Alaska Digest Email News
August 2-8, 2004

Sen. Murkowski Presents Education Grants To Sealaska In Juneau, Lower Kuskokwim District In Bethel To Help Native Children

Palmer, AK - Alaska Sen. Lisa Murkowski announced that the U.S. Department of Education is awarding four grants to state school organizations to help prepare Native children to do well in school - grants being awarded as a result of the No Child Left Behind educational reform act.

Murkowski, while in Palmer announcing a grant to a Mat-Su School District preschool, also announced that the Sealaska Heritage Institute in Juneau is receiving an $850,197 grant (over three years) for a program to prepare Southeast Native high school students to do well in college. She also announced that the Lower Kuskokwim School District in Bethel is receiving two grants, one for $1,006,985 (over three years) to develop a research-based preschool model for 3 and 4 year olds at preschools at Eek, Goodnews Bay and Tuntutuliak, and a second for $1.45 million (over two years) for rural teacher training.

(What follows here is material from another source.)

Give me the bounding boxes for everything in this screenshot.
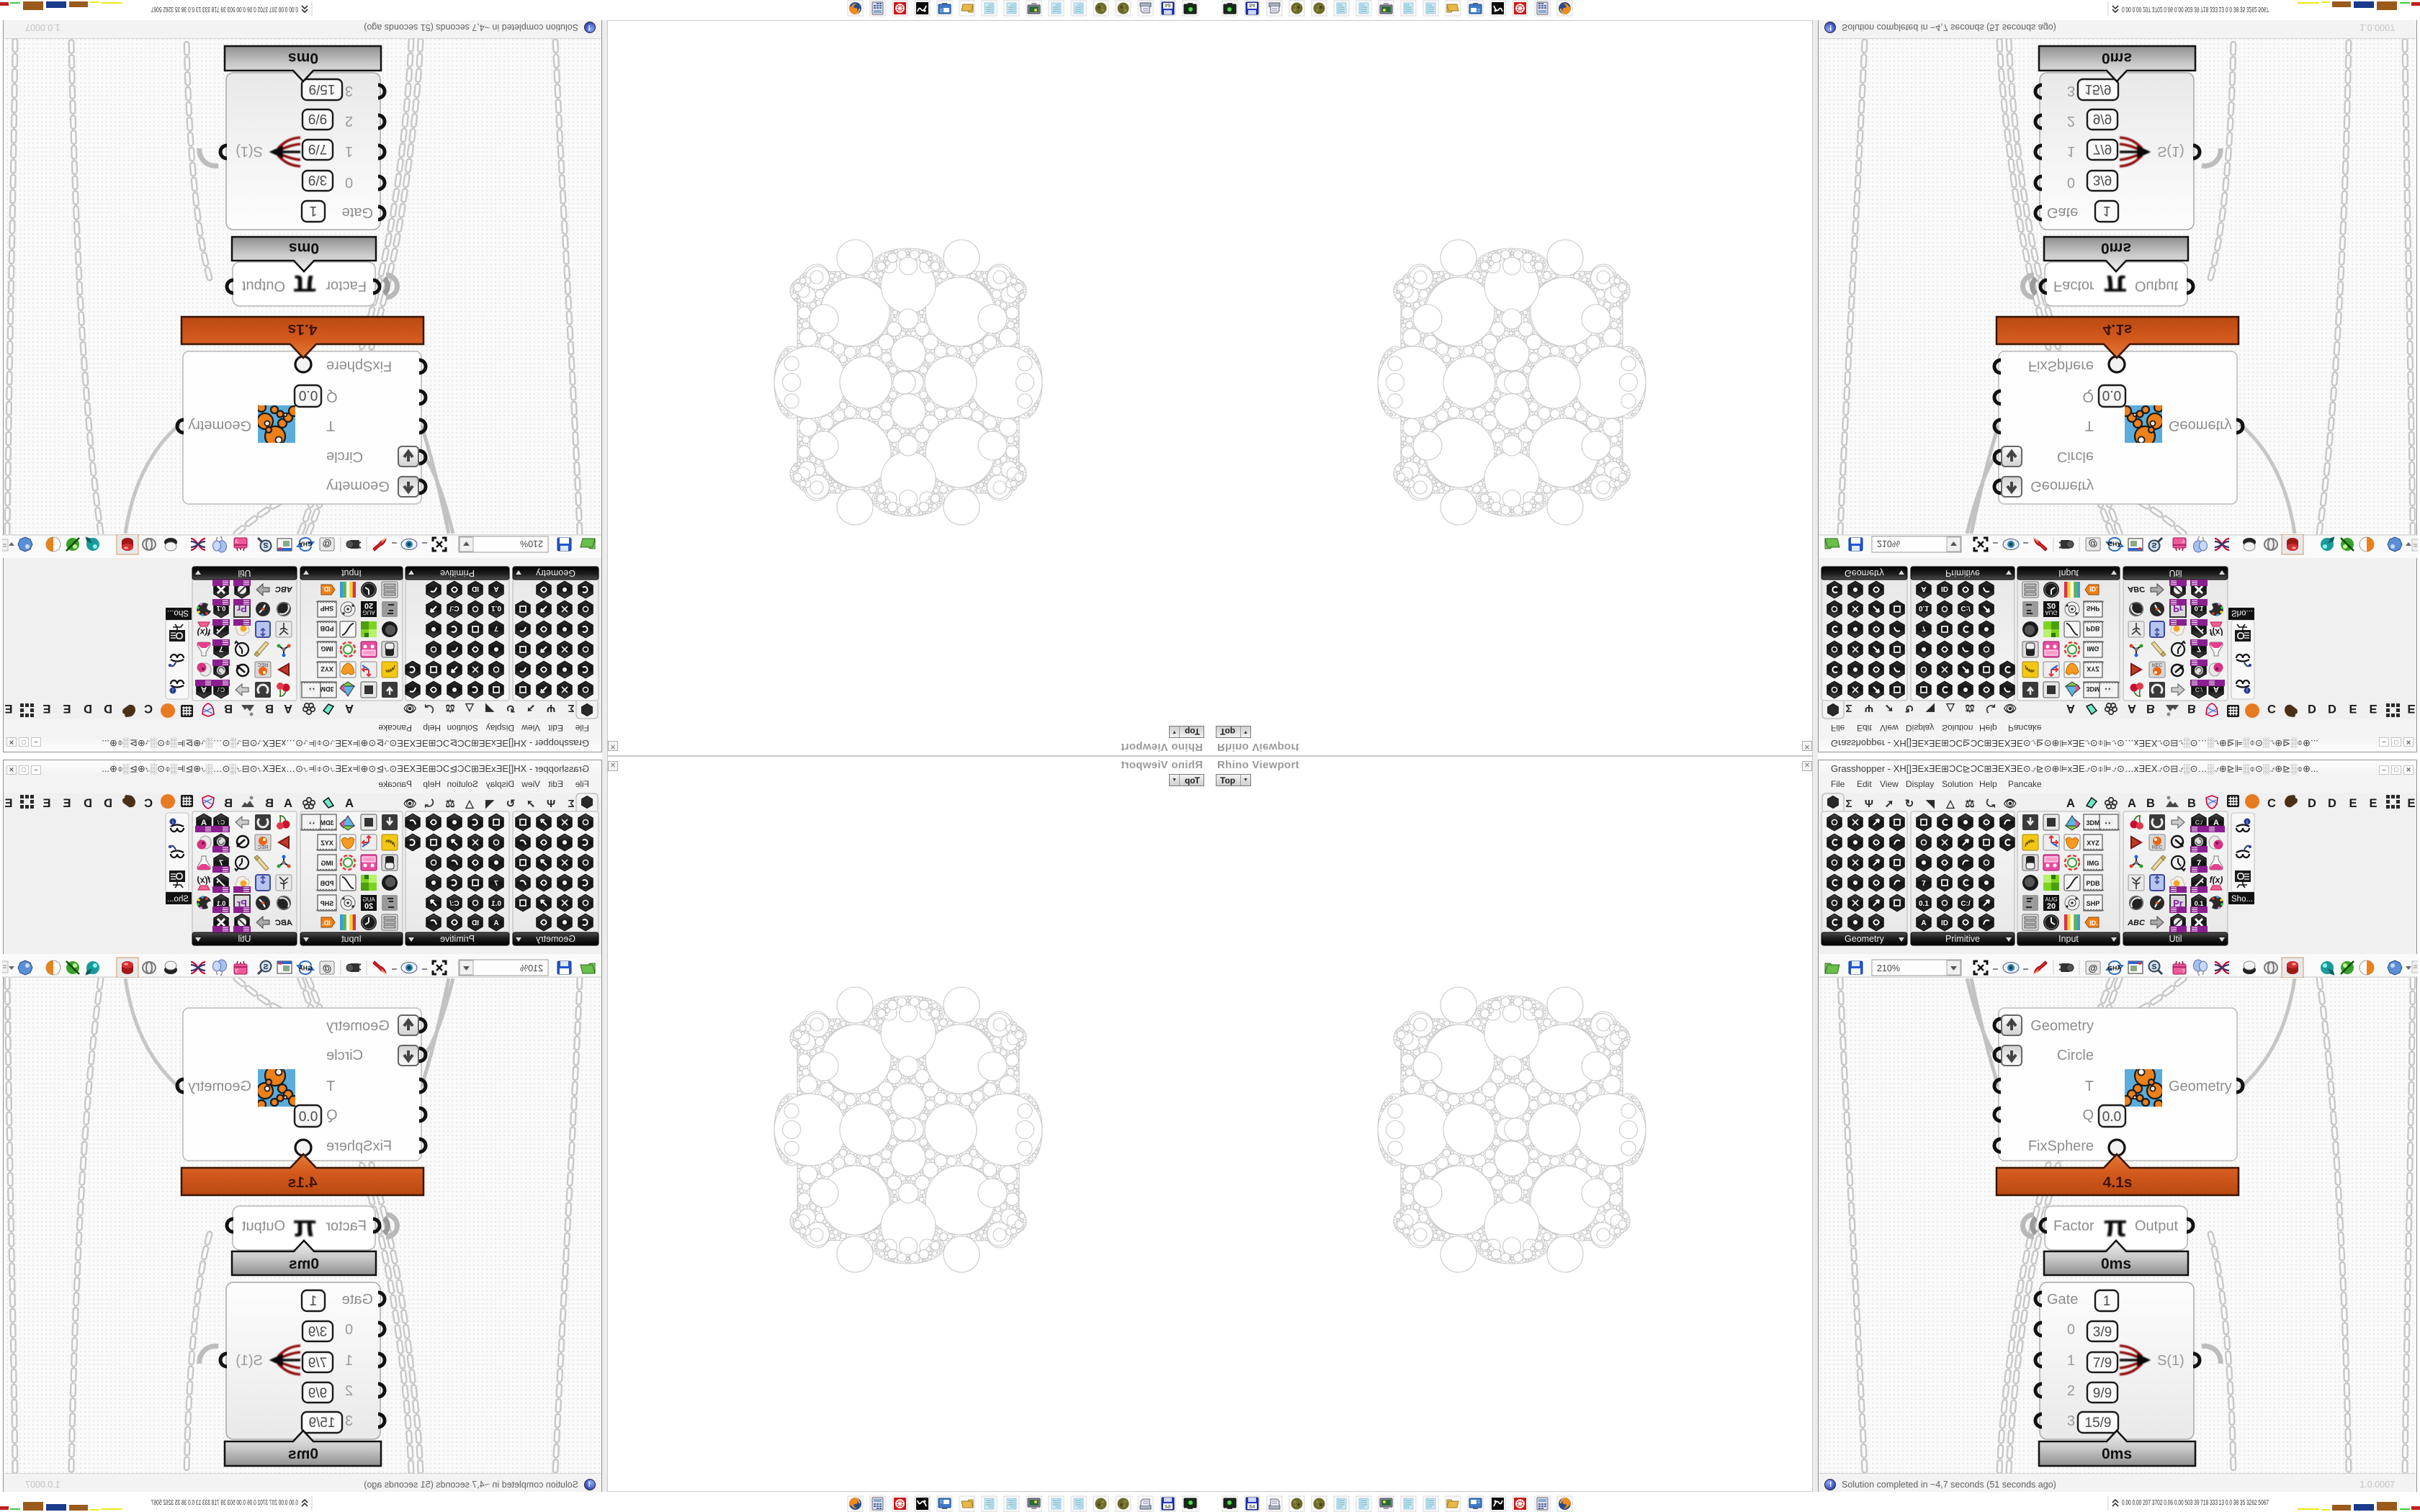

"The federal No Child Left Behind Act requires that local districts do all they can to improve educational opportunities and improve the achievement of elementary and secondary school students. These grants provide money that districts can use to help Native children adjust to schools of all levels and improve their performance throughout their academic career," said Murkowski.

The Sealaska grant is intended to help the institute prepare 700 Southeast Native students to do better in college. It will fund the establishment of a college preparatory program to increase high school student competency in math, science and history, and significantly expand the culturally relevant curriculum, place-based educational resources and training of teachers to use those materials.

The goal of the program, according to the U.S. Department of Education, is to motivate Alaska Native high school students to stay in school while increasing their competency in difficult subjects by "helping them see meaningful connections between what they are learning, who they are, and where they are coming from." The program to improve curriculum and teacher training will provide high-school level studies in history, science, and math that combine Native ways of knowing within a system tied to state academic standards.

In Bethel, the Senator announced the Department is awarding a grant to the Lower Kuskokwim School District to train preschool staff, develop supervision and structure a curriculum to serve up to 175 preschoolers in the towns of Eek, Goodnews Bay and Tuntutuliak.

The schools will be set up on the "Tumkanka Program," which "provides developmentally and culturally appropriate home visit services to children birth through age 5." The project includes community involvement in a comprehensive planning process for children ages three and four and their families.

The second grant to the Lower Kuskokwim School District, for $1,445,910, will be for the Building Blocks Project, a joint effort by three Kuskokwim River schools, the Kuskokwim Campus of the University of Alaska Fairbanks, the Association of Village Council Presidents Head Start program and Yuut Elitnaurviat Consortium (The People's Learning Center) to offer professional development hours (training) to non-degreed paraprofessionals, teachers and volunteers working in early childhood settings.

The program is designed to help paraprofessionals obtain the education needed to motivate them toward obtaining teaching degrees and thus to help the young children they work with. The program is designed to help 100 educators at 50 centers in the state - helping the faculty meet the requirements of the No Child Left Behind Act and attain additional training to meet the needs of their more than 3,500 students. Training will be delivered in local villages through intensive training and the use of audio and video classes.

Murkowski during her visit to the Palmer school spoke of the progress of the No Child Left Behind Act and about ways to make the act work even better for Alaska students statewide.